During the progression of most chronic kidney diseases (CKD) podocytes are lost, and injury to glomerular endothelial cells, and changes in the composition of the glomerular basement membrane (GBM) lead to alterations of the structure and function of the glomerular filtration barrier. Understanding the mechanisms that induce glomerular cell damage could possibly pave the way to the discovery of new pathways that can be targeted to slow kidney disease progression or possibly reverse it. Data presented in this proposal, using the glomerulus on a chip platform and the FUCCI mouse model that allows tracking of the cell cycle changes in vivo, show that podocytes present an altered binding to their GBM, they exit their quiescent state, and are lost during disease progression in Alport Syndrome (AS) mice, our model of CKD characterized by a defective GBM. We have evidence that miR-193a is upregulated specifically in mouse and human AS podocytes and that its inhibition favors podocyte survival and modulate podocyte interactions with their GBM. Based on our data, we hypothesize that re-establishing glomerular function by modulating important molecular pathways that are responsible for podocyte survival prevents further injury, thus slowing kidney disease progression. Using multiple transgenic AS FUCCI mice and in vitro human systems, we will study the molecular mechanisms that regulate the podocyte cell cycle and their interaction with a defective GBM, typical of AS. Specifically, in Aim 1 we will study in vitro how modulation of miR-193a can “re-program” cellular signaling networks that influence podocyte biology. In Aim 2 we will perform in vivo studies to determine the therapeutic effect of miR-193a inhibitor delivered as cargo of an innovative delivery vehicle based on peptide amphiphile micelle nanoparticles specifically designed to target podocytes in our AS colonies. Successful completion of this proposal will provide novel insights into key factors critical for maintenance of glomerular structure and function. Importantly, this knowledge would likely be applicable to other forms of CKD and possibly facilitate the discovery of new therapeutic agents tailored specifically to sustain podocyte survival and minimize glomerular damage.

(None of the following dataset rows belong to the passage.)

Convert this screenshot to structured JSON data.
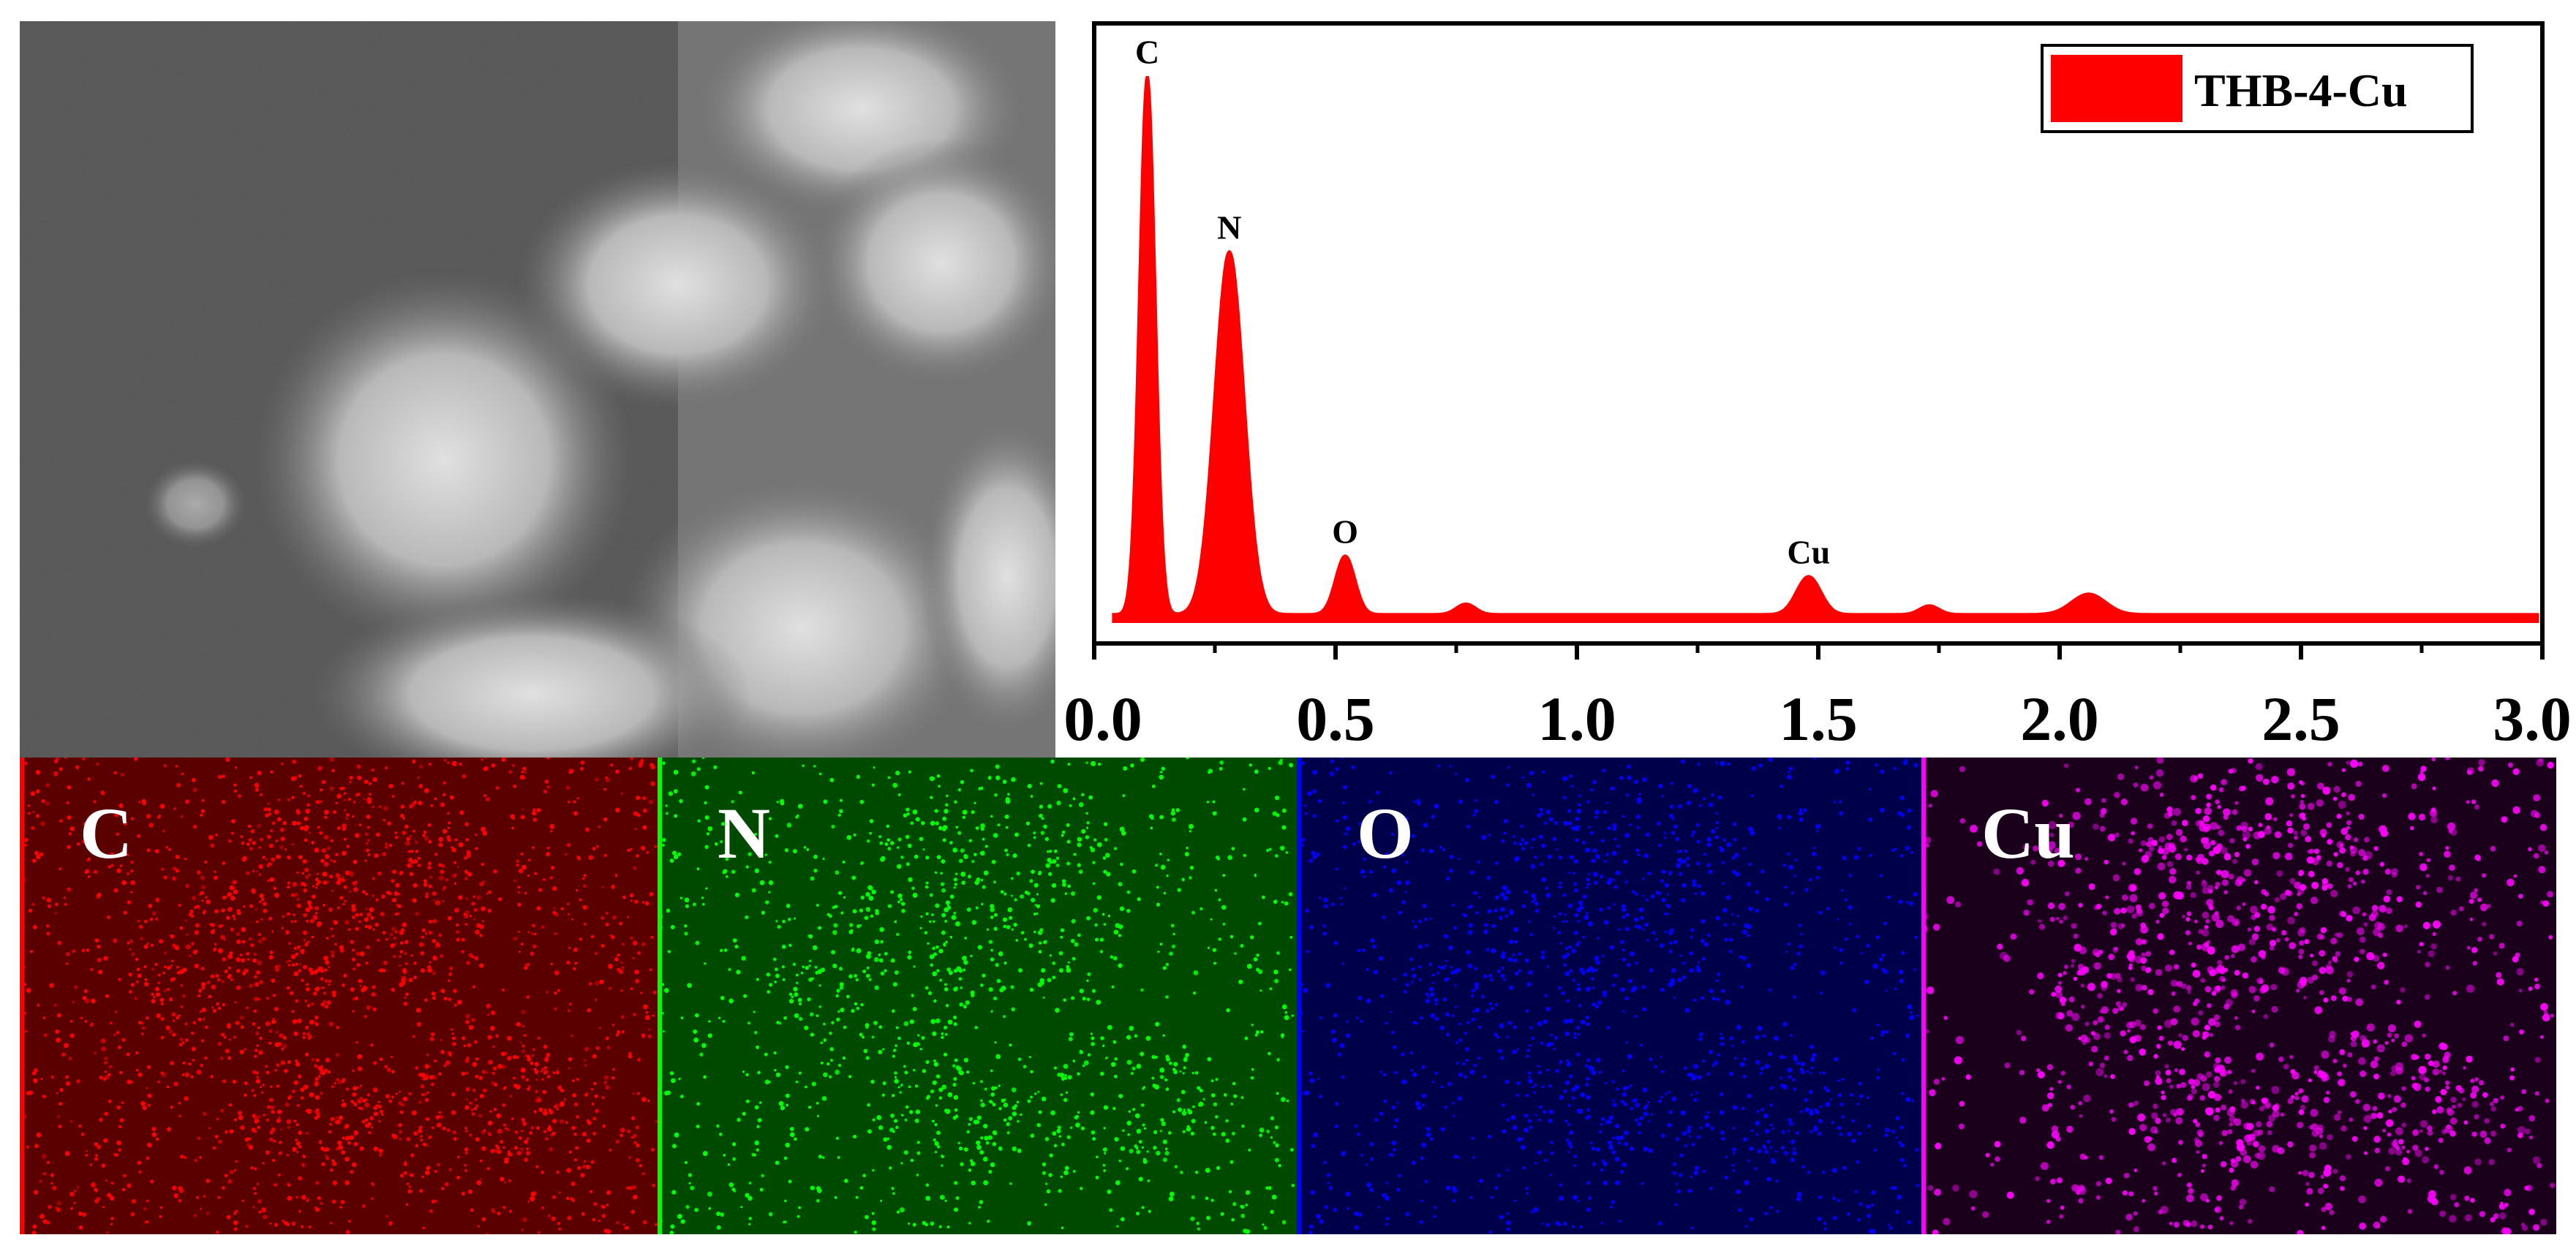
{
  "sem_image": {
    "description_icon": "sem-micrograph-flower-particles"
  },
  "chart_data": {
    "type": "area",
    "legend": {
      "entries": [
        "THB-4-Cu"
      ],
      "placement": "top-right"
    },
    "xlim": [
      0.0,
      3.0
    ],
    "ylim": [
      0,
      1
    ],
    "xticks": [
      "0.0",
      "0.5",
      "1.0",
      "1.5",
      "2.0",
      "2.5",
      "3.0"
    ],
    "xlabel": "",
    "ylabel": "",
    "color": "#ff0000",
    "peaks": [
      {
        "label": "C",
        "x": 0.11,
        "height": 0.92,
        "width": 0.016
      },
      {
        "label": "N",
        "x": 0.28,
        "height": 0.62,
        "width": 0.03
      },
      {
        "label": "O",
        "x": 0.52,
        "height": 0.1,
        "width": 0.02
      },
      {
        "label": "",
        "x": 0.77,
        "height": 0.018,
        "width": 0.02
      },
      {
        "label": "Cu",
        "x": 1.48,
        "height": 0.065,
        "width": 0.025
      },
      {
        "label": "",
        "x": 1.73,
        "height": 0.015,
        "width": 0.02
      },
      {
        "label": "",
        "x": 2.06,
        "height": 0.035,
        "width": 0.035
      }
    ],
    "baseline": 0.012
  },
  "maps": [
    {
      "label": "C",
      "color": "#ff0000",
      "bg": "#5a0000"
    },
    {
      "label": "N",
      "color": "#00ff00",
      "bg": "#004a00"
    },
    {
      "label": "O",
      "color": "#0000ff",
      "bg": "#00004a"
    },
    {
      "label": "Cu",
      "color": "#ff00ff",
      "bg": "#1a001a"
    }
  ]
}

在大多数慢性肾脏疾病（CKD）的进展过程中，足细胞丢失，肾小球损伤。 内皮细胞，肾小球基底膜（GBM）组成的变化导致 肾小球滤过屏障的结构和功能改变。了解机制 可能为发现新的途径铺平道路， 可以有针对性地减缓肾脏疾病的进展或可能逆转它。 本提案中提出的数据，使用芯片平台上的肾小球和FUCCI小鼠模型， 体内细胞周期变化的跟踪显示，足细胞与其GBM的结合发生改变，它们退出 在Alport综合征（AS）小鼠（我们的CKD模型）中， 其特征在于有缺陷的GBM。我们有证据表明，miR-193 a在小鼠中特异性上调， 人AS足细胞及其抑制有利于足细胞存活并调节足细胞与 他们的GBM。根据我们的数据，我们假设通过调节肾小球功能， 负责足细胞存活的重要分子途径可防止进一步损伤， 减缓肾脏疾病进展。 我们将使用多个转基因AS FUCCI小鼠和体外人类系统，研究其分子机制。 调节足细胞周期及其与有缺陷的GBM（典型的AS）的相互作用。具体而言，在Aim 我们将在体外研究miR-193 a的调节如何“重新编程”影响细胞信号传导网络。 足细胞生物学在目标2中，我们将进行体内研究以确定miR-193 a抑制剂的治疗效果。 作为基于肽两亲物胶束纳米颗粒的创新递送载体的货物递送 专门针对我们AS集落中的足细胞设计的。成功完成此提案将提供 对维持肾小球结构和功能的关键因素的新见解。重要的是这 知识可能适用于其他形式的CKD，并可能有助于发现新的 特别定制的治疗剂以维持足细胞存活并使肾小球损伤最小化。